Waking to the wind gusting the trees outside the window, I thought of Christina Rossetti.

The wind is like a great spirit. It is not just imagination that it stirs something in us. In children too. They never sit calmly in school when a wind gets up.

The Rossetti lines in my mind were: ‘Who has seen the wind? / Neither you nor I’ and the last line of the stanza ‘The wind is passing by’. I had invented line three and somehow arrived at ‘But when the light moves in the leaves’. The poet’s original line is much better ‘But when the trees bow down their heads’.

On Christina Rossetti’s Wikipedia page it says she she is ‘perhaps best known for her long poem ‘Goblin Market’, her love poem ‘Remember’ and for the words of the carol ‘In the bleak midwinter’.  But I think ‘Birthday’ (‘My heart is like a singing bird’) must rank high among remembered poems.  And I just found ‘Uphill’ which I had forgotten I knew and loved, but now I know it certainly influenced at least one poem I wrote myself. Then there is ‘Twice’ which I had also forgotten but shouldn’t have. I must go back to Christina Rossetti, though perhaps a ‘Selected’ is best. In the complete poems you get lost somewhere in misery and religiosity – or at least I did when I was last immersed.

But she has done that magic thing that some poets do – planted a snatch of lines I can’t and won’t forget: the earworm. Enough always to bring me back. I will be saying this poem inside my head all day, like it or lump it. Thank you, you compilers of so-called ‘children’s poems’, in which I must first have found this lyric by Christina Rossetti. Without you, I doubt I would be writing this blog right now. Or remembering the lines that lead me to other lines that lead me everywhere I happily go.

Who has seen the wind?
Neither I nor you:
But when the leaves hang trembling,
The wind is passing through.

Who has seen the wind?
Neither you nor I:
But when the trees bow down their heads,
The wind is passing by.




4 thoughts on “WHO HAS SEEN THE EARWORM?”

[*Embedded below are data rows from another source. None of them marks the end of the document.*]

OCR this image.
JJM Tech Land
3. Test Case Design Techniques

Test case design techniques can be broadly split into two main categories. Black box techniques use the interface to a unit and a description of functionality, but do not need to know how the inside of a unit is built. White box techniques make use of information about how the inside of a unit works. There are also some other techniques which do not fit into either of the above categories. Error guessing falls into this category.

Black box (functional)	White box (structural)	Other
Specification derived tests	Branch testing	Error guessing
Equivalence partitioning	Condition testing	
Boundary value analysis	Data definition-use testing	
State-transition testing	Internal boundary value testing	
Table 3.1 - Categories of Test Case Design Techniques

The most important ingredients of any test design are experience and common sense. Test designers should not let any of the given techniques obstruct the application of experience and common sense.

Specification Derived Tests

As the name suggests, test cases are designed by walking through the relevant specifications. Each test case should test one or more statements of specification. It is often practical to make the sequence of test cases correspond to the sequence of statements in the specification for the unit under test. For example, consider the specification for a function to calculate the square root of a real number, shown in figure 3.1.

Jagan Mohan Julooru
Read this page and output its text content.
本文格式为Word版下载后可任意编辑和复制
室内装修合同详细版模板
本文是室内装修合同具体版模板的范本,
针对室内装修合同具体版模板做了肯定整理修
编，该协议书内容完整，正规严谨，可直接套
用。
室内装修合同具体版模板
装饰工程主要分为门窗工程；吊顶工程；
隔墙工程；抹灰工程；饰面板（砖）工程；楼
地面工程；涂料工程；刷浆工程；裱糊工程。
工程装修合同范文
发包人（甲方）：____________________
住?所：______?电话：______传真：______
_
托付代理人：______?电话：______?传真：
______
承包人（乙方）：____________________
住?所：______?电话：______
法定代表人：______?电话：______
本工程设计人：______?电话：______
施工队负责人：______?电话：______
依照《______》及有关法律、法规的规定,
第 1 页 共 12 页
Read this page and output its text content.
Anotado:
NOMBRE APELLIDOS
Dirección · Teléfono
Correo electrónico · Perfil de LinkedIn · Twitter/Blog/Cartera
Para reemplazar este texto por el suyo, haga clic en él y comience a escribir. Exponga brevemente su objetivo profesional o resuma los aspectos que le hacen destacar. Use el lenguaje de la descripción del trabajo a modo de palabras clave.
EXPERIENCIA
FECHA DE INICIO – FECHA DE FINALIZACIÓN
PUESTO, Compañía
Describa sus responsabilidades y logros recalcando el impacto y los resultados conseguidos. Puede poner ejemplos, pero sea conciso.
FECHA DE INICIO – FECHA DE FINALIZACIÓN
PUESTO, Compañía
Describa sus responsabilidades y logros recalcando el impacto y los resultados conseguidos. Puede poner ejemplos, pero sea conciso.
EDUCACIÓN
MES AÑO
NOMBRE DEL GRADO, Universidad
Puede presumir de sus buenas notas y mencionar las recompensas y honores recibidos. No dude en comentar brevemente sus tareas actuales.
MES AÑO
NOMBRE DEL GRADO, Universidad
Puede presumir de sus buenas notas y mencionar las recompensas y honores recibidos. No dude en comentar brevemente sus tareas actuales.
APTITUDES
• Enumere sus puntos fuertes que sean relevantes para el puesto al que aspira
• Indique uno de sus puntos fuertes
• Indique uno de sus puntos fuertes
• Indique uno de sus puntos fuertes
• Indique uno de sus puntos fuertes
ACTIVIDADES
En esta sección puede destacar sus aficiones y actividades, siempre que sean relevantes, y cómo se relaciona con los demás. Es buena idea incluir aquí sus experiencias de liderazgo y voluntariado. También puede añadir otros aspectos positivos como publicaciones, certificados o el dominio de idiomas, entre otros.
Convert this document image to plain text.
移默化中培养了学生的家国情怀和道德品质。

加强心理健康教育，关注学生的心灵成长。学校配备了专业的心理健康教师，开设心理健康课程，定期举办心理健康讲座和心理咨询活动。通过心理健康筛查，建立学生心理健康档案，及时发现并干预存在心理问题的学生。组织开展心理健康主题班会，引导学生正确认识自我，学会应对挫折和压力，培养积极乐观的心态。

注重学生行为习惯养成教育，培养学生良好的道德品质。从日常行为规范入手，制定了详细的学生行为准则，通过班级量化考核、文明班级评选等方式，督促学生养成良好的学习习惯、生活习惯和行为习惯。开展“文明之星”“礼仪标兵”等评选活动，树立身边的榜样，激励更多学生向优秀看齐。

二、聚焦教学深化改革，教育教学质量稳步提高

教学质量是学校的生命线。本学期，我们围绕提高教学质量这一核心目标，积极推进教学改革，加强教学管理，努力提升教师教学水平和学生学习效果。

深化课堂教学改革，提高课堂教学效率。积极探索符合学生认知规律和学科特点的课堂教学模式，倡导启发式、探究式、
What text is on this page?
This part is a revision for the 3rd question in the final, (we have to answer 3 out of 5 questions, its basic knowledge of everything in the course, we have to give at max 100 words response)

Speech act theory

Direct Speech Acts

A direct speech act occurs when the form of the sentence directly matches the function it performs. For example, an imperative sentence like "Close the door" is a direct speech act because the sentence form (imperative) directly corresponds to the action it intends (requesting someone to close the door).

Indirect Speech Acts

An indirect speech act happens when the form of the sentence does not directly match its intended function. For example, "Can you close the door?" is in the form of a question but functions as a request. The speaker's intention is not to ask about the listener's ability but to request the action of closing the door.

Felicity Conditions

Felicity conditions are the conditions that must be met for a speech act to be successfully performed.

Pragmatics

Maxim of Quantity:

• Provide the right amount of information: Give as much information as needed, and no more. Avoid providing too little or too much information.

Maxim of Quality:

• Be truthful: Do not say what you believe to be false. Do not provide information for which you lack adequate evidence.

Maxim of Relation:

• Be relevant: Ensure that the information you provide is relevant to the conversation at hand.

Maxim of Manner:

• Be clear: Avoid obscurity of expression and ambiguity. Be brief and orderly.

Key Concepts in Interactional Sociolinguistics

  1. This is one of the poems from my childhood that I still hold, in its entirety, in my mind. I used to say the poem to my children, and now to my grandchildren. I like the new take Nell gives to the third line of the second verse, and I agree with her that the original is better. “But when the trees bow down their heads” has a deliberate slow grandeur you have to respect. Is it that each word is a monosyllable, demanding its own space, making you notice the extra beat and slowing you down? Is it the clear recognisable image of trees bending in the wind? The personification? The implication of a very important person/thing ‘passing by’? You can wonder and analyse, but then you have to put all that aside and just say the poem. Aloud.

    PS I wonder how many people thought at first sight that Nell’s subject was EARTHWORMS. Well, why not?

  2. I like ‘Who has seen the earthworms?’ Now if I’d only thought of that…

    Isn’t it lovely when two people remember the same poem with the same[i] glow[/i]? I love that.

  3. I think the word ‘earworm’ carries a negative connotation, and I’m not sure using it about a line in a poem one loves or cannot forget is apt, unless in some sense you were using it metaphorically?

    Sorry to be so pedantic.



  4. Perhaps my connotations are crossed, Tristan. I actually like the term, though in musical terms yes, it carries the connotation of a tune that can drive you nuts. But the sound in the original German — Ohrwurm — I find it endearing really. And there is something about a line of poetry that follows you around and won’t go away — it works in a similar way to me. I hear it over and over and over but I don’t mind hearing it. Also I don’t in the least mind you being pedantic. I am pedantic too.